Why Always-On Doesn’t Cut It Anymore

Brands must stop broadcasting on their terms and start to think user-first

We are drowning.

From ads to content marketing and everything in between, we are drowning in a sea of branded messaging that is almost impossible to keep up with.


Because, in an attempt to stand out from the competition, brands have adopted an ‘Always-On’ communications strategy that believes that the more often you can get in front of your audience, the better.

In this article we argue that brands must move away from this ‘Always-On’, brand-first, pushed messaging style to what we’re calling an 'Always-There' approach: creating content that is relevant and well placed for the audience to naturally discover on their own terms. Content that is, quite literally, always there when the user wants it.

What’s wrong with ‘Always-On’?

In amongst the content swamp, and partly the cause of it, is a quoted desire of so many brands to exercise an 'Always-On' content strategy, to quite literally create and distribute content all of the time.
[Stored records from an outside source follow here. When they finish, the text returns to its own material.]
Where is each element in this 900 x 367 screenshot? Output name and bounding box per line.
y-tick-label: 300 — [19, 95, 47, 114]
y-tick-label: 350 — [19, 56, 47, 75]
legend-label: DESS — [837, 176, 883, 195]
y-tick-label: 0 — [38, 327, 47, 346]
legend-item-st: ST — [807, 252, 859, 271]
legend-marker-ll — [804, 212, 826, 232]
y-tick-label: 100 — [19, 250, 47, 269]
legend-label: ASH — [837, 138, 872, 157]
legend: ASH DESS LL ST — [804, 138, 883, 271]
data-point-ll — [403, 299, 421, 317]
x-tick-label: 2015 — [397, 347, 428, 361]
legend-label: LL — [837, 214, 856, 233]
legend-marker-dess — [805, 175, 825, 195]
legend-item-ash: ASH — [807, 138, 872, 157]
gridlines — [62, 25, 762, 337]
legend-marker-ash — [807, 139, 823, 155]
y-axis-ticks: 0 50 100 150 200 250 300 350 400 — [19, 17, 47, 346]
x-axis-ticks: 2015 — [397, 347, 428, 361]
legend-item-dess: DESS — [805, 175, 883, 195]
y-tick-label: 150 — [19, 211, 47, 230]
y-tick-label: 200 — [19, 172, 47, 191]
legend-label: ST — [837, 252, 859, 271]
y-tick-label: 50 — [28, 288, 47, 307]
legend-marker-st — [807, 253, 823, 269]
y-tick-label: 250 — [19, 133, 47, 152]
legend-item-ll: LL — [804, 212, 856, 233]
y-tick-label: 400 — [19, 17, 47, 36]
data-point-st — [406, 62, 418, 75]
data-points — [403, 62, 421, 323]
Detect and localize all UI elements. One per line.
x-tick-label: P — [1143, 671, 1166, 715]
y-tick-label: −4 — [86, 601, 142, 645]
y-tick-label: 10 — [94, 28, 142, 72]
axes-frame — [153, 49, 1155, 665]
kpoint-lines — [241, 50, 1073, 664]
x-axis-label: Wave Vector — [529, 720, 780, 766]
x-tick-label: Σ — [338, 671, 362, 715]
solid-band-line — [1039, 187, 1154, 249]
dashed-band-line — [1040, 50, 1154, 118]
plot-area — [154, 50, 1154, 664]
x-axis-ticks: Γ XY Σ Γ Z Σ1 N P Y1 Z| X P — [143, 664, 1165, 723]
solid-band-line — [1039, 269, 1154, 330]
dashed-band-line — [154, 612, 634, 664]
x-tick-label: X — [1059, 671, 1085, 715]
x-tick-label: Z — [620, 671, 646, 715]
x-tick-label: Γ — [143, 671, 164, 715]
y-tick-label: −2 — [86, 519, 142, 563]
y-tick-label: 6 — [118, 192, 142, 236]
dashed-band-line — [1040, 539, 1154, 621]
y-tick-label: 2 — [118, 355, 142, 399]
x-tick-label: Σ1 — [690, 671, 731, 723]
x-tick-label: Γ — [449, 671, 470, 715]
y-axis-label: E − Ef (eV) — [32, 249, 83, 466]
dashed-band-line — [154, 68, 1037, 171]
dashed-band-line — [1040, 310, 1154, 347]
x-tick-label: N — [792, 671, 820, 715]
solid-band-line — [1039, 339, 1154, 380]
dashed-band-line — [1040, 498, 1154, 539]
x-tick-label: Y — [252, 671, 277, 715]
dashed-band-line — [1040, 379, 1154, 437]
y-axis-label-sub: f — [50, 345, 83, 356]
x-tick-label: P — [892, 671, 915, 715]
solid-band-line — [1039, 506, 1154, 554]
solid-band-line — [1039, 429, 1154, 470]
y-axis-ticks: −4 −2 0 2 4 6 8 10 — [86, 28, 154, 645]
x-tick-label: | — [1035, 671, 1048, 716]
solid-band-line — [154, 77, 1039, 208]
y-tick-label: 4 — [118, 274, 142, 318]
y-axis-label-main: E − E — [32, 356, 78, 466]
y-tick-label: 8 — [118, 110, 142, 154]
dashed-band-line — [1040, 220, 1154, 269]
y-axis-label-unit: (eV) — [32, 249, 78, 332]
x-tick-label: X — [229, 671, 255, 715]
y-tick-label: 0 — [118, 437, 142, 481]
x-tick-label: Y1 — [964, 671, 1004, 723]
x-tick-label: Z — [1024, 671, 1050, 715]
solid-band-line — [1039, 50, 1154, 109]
The trouble with this form of messaging is that it ultimately still remains unwanted and unrequested from the user's perspective.

"I haven't asked for this content, so why are you shoving it in my face? At least before I only had your TV ads to deal with (which I can now thankfully avoid) but now I've got you appearing in my all my social media feeds, on my desktop and mobile platforms, getting in the way of the content I am actually trying to reach!"

In other words, an 'Always-On' strategy is still one that is derived from the brand's perspective and not the user's. It is still a push strategy.

Brands need to prove their worth

Today, brands need to provide a compelling reason for consumers to engage. If they don't, then there are plenty of other brands for their audience to turn to.

Those brands doing it right understand that their customers are struggling to wade through the content swamp that meets them from the moment they first check their feeds in the morning until the hour they spend checking their phones before they attempt to go to sleep at night. 

Culturally, what has changed now is that, rather than waiting for a brand to shove yet another unwanted message down their throats, consumers will discover and gladly revisit and remain loyal to those brands they choose to engage with and filter out or simply ignore those they don't.

Brand interaction today is facilitated on the user's terms, allowing them to choose what they want to see, when they want to see it, and the platforms and devices they want to see it on. 

What do we mean by ‘Always-There’?

'Always-There' is a brand communications approach that involves creating content that is of real relevance to a brand’s customers, adding value in some way to their lives, and then allowing those customers to naturally discover it and actively seek it out. It then becomes desired content instead of interruptive content. 

8 steps to creating an 'Always-There' strategy

So, how do brands begin to think about their content creation strategies from a user-first, ‘Always-There’ perspective? Here are eight key points every brand should consider:

  1. Say it because you mean it. Create content that means something to your brand.
  2. Be relevant. If the content means something to the reader, they will engage.
  3. Be timely and reactive. The right content, in the right place, in the right format, at the right time. 
  4. Don't interrupt. Upset your users and you've lost them forever. 
  5. Be regular. If you start and you're successful then users will hunger for more.
  6. Don't give up. If you're not successful at first, keep trying.
  7. Learn and evolve. Ensure that the learnings from each piece of content inform subsequent releases.
  8. Start a conversation. Be prepared to get a reaction and learn how (or if) to respond.